Ce que l'IA change concrètement dans le growth, et ce qu'elle ne change pas

L'IA peut t'amener de 0 à 1, pas de 1 à 100

Le discours ambiant laisse entendre que l'IA peut remplacer un expert growth. La réalité terrain est plus nuancée.

Sur le SEO par exemple, des outils intégrant l'IA permettent de poser les bases, identifier des mots-clés, structurer un premier contenu, obtenir des recommandations techniques.

Mais dès qu'il s'agit de scaler, d'affiner une stratégie éditoriale dans un contexte concurrentiel ou d'optimiser le maillage d'un site complexe, l'intervention humaine reste indispensable.

"L'outil IA te permet de faire du SEO de 0 à 1, mais il te permet pas de remplacer un expert SEO que tu recrutes dans ton équipe ou un consultant d'une agence."
- Sacha Azoulay, fondateur de Growth Room

Le même principe s'applique à la stratégie globale : un LLM peut proposer un plan d'action, mais il ne connaît pas les dynamiques internes de l'entreprise, les contraintes budgétaires réelles, ni l'historique des tests précédents. L'IA est un accélérateur de démarrage, pas un substitut à l'expertise.

Là où l'IA fait vraiment gagner du temps

Les gains concrets se situent dans des tâches précises. D'abord, la prospection B2B : des outils comme Lemlist ou Zelik intègrent désormais l'IA pour la constitution de bases de données, le séquençage et le copywriting. Le processus est nettement plus fluide qu'il y a deux ans.

Ensuite, l'analyse post-call. Enregistrer un appel commercial avec Gemini ou Fireflies, puis envoyer le transcript à un LLM permet non seulement d'extraire les prochaines étapes, mais aussi de mieux comprendre les enjeux du prospect, surtout dans des secteurs techniques où la terminologie est dense.

Le LLM croise le contenu de la conversation avec des connaissances sectorielles et produit des synthèses qui seraient autrement coûteuses en temps de recherche.

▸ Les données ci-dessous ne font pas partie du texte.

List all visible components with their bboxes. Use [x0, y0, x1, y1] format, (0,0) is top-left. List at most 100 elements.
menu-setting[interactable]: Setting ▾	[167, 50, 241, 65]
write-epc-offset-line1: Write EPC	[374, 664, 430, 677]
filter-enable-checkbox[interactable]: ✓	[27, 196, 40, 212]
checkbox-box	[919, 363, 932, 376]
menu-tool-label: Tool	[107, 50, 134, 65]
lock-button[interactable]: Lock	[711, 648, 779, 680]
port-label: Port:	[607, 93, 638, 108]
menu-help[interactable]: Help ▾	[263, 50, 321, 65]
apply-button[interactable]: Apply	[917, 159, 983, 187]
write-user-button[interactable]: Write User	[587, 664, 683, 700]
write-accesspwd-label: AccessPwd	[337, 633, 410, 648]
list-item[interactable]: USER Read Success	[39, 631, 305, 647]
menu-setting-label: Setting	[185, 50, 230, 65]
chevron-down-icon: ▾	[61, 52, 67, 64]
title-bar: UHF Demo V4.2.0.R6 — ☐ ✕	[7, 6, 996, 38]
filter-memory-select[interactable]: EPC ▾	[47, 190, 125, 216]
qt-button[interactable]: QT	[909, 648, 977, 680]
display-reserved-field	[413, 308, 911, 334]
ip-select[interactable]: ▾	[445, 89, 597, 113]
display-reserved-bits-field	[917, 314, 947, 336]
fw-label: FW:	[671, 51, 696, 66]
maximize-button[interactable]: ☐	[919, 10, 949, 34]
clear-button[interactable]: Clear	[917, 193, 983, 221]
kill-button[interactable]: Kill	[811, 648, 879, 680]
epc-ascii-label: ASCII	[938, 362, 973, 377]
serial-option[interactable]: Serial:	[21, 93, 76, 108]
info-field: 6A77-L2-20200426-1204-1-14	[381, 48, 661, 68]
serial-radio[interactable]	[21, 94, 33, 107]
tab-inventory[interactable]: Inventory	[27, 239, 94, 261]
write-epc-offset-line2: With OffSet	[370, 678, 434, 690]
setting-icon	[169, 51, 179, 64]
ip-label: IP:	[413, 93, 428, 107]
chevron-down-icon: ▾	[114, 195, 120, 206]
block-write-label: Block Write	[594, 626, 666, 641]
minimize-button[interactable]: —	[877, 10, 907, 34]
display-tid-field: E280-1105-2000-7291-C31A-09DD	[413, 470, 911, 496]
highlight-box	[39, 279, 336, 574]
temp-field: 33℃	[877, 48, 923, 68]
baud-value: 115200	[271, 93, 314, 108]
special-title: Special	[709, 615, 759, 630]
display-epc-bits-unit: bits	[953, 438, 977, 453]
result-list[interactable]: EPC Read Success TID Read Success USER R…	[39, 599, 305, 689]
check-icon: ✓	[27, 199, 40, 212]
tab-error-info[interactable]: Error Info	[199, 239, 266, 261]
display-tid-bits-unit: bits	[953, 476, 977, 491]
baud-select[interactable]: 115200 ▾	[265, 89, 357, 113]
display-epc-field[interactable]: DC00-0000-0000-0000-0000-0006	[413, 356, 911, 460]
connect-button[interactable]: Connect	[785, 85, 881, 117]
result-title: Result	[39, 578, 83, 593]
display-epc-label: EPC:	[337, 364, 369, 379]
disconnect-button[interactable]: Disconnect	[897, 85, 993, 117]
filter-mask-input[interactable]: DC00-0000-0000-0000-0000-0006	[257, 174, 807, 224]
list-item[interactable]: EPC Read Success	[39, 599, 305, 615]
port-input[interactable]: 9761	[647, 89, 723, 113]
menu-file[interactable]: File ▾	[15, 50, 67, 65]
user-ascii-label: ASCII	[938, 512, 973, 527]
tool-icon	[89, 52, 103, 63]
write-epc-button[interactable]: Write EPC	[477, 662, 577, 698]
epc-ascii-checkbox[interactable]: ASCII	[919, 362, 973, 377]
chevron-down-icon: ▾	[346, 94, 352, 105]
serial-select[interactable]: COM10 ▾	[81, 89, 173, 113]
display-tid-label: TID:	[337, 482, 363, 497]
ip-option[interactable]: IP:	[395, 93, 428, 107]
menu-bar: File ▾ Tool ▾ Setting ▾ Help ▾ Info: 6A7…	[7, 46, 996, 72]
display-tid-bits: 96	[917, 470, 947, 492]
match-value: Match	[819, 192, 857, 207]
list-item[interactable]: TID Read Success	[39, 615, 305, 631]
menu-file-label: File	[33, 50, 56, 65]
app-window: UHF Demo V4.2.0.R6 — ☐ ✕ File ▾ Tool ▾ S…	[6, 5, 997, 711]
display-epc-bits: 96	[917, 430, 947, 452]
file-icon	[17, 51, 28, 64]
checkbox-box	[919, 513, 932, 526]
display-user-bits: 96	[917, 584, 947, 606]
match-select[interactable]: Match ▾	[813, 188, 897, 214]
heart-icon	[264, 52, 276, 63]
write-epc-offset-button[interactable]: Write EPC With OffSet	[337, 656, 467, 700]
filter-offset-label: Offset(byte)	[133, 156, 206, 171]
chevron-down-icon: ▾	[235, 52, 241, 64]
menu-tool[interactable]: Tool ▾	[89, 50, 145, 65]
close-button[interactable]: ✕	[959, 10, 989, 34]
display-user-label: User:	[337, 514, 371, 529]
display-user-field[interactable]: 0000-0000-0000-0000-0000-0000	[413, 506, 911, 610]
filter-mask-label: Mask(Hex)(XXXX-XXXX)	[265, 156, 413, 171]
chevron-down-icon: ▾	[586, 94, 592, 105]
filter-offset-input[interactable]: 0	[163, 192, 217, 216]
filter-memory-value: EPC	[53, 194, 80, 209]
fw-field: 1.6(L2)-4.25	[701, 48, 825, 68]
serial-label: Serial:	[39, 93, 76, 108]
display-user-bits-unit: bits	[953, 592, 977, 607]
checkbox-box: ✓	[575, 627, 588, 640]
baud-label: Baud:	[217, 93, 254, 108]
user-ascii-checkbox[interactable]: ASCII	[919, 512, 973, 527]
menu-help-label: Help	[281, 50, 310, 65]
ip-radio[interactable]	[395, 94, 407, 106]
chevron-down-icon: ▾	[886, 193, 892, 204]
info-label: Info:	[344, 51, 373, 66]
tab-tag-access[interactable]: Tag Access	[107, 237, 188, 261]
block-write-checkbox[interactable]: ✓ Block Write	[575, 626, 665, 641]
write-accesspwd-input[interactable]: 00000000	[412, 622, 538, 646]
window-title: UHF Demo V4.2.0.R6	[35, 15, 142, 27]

Ce qu'il ne faut surtout pas déléguer à l'IA

La règle est claire : les sujets critiques pour la survie de l'entreprise ne se délèguent pas. Dans une agence people-based comme Grossroom, deux sujets sont sanctuarisés.

Le premier, c'est la culture, la préparation des présentations trimestrielles d'alignement, la stratégie RH, l'organisation des séminaires. Le second, c'est le sales, la relation directe avec les prospects, le suivi personnalisé, la construction de confiance.

L'IA peut prendre des notes pendant un call commercial. Elle ne peut pas remplacer la conversation elle-même, ni le jugement humain dans le suivi. La question n'est pas "est-ce que l'IA fait ça moins bien ?" mais "est-ce que ce sujet est assez critique pour que je ne prenne aucun risque dessus ?"

Les erreurs qui coûtent cher quand on veut aller trop vite

Dépendre d'un seul canal, c'est jouer sa boîte à pile ou face

La diversification des canaux d'acquisition n'est pas un luxe — c'est une assurance. Si demain Google déploie une mise à jour algorithmique et que tout le trafic SEO d'une entreprise s'effondre, l'absence d'alternative peut être fatale.

L'histoire de Growth Room avec HubSpot illustre bien le piège : en dépendant uniquement d'un partenaire pour alimenter un pôle d'activité, l'agence a stagné pendant des mois.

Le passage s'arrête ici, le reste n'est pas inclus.